The difficulty is that sometimes slurs and other spanners extend
across part boundaries. There's no way to tell LilyPond that a spanner
started in one voice ends in another (and at an earlier time).

I've tried to work around this by inserting dummy systems with dummy
notes before and after the real systems and setting
keepAliveInterfaces = #'() to coerce Hara_kiri_engraver into deleting
them. This doesn't work very well: among other things, the deleted
systems seem to still influence vertical spacing, first-system indent
and ragged-last don't work, and there's no apparent way to append an
extra measure to the end of the last line as is sometimes needed. I
know there are other ways to tweak the output, but I don't want to
just approximate the right shape; I want LilyPond to use all of the
heuristics it already uses when breaking spanners so that I get
beautiful output without manual intervention. (Yes, I'm spoiled. But
also, there are a lot of rounds.)

There's a similar problem with spanners extending into repeat
alternatives. It would be nice to have a general solution there too
(\repeatTie only covers the simplest cases).

I have a few ideas:

1. Add context properties instructing spanners to draw themselves as
though they continue to the left/right even though, as far as LilyPond
is concerned, they don't.

   << { c' \override Slur.continueRight = ##t e'() }
      { \override Slur.continueLeft = ##t g'( c'') } >>

Based on my very limited understanding I think this would be easy to
implement. I'm not sure how it would work with ties and lyric
extenders -- maybe you'd need to introduce \tieRight, \tieLeft
(=\repeatTie), \lyricHyphenRight, etc. You'd need
\lyricHyphenLeftRight as well since sometimes a melisma spans an
entire part. Another problem is that since LilyPond doesn't know which
grobs are related to which, it can't ensure they're concave in the
same direction (and whatever else it does).

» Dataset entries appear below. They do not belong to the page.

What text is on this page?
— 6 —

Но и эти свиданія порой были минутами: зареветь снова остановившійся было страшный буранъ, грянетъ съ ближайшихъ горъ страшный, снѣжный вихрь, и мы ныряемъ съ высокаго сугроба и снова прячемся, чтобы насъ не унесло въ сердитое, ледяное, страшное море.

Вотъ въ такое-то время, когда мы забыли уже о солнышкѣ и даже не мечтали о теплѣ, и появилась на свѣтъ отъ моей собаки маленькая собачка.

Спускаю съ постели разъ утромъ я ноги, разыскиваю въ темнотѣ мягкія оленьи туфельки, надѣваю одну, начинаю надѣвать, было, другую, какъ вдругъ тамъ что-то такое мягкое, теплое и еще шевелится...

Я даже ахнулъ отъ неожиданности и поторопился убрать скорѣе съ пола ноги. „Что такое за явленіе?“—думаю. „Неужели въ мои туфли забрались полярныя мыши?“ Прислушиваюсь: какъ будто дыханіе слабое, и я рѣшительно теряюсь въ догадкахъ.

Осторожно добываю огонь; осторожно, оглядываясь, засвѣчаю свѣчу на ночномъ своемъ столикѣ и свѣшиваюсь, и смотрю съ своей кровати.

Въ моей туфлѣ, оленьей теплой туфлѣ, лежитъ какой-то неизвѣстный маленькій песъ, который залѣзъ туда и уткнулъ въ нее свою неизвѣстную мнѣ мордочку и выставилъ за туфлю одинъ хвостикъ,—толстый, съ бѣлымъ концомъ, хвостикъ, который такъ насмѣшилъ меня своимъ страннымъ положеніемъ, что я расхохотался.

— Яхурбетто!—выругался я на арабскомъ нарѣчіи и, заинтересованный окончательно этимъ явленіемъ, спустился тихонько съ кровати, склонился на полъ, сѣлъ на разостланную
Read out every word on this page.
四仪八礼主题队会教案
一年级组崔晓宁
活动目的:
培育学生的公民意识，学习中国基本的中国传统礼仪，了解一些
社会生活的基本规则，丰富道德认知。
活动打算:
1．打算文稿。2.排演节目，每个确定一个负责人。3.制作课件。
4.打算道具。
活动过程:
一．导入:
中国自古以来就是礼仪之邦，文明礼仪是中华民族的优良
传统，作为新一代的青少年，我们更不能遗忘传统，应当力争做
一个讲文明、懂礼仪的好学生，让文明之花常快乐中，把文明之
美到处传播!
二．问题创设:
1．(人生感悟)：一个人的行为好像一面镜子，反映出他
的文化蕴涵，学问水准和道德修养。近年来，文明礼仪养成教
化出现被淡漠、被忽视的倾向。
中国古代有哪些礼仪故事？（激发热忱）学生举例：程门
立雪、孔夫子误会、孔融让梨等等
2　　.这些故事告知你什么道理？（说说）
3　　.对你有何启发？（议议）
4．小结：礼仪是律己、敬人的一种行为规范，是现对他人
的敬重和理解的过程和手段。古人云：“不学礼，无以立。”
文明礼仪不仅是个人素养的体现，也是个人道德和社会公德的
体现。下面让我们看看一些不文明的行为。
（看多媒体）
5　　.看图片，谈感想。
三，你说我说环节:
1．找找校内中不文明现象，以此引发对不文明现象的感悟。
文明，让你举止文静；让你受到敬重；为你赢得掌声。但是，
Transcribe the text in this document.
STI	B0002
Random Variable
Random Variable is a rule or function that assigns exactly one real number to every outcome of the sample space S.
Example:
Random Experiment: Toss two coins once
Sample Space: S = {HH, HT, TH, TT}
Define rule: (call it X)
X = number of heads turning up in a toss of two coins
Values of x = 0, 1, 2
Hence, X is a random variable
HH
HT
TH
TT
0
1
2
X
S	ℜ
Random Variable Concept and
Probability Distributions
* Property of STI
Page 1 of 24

2. Introduce a note-like object with a similar effect:

   << { c' e'( \offscreen) }
      { \offscreen( g' c'') } >>

This works uniformly with all sorts of spanners, but I'm worried that
it would be harder to implement (?).

3. As above but give names to the breaks so that LilyPond understands
the relationship:

   << { c' \override Slur.continueTo = "x" e'() }
      { \override Slur.continueFrom = "x" g'( c'') } >>

   << { c' e'( \offscreen "x") }
      { \offscreen "x"( g' c'') } >>

Ideally, \alternative would automagically rewrite

    c'( \alternative { d') } { e') }

to something like

    c'( \offscreen "x" d') \offscreen "x"( e')

where "x" is a unique name, so that the syntax that people expect to
work actually does work. I'm not sure this could be made to work in
all cases, though. ~ and \! are tricky and \times is obviously
impossible.

4. Introduce some way for a voice to actually "fork" (at repeat
alternatives) or move backward in time (for rounds). I think this is
the most correct solution, but it would probably be hard.

Can anyone comment on the feasibility of any of this?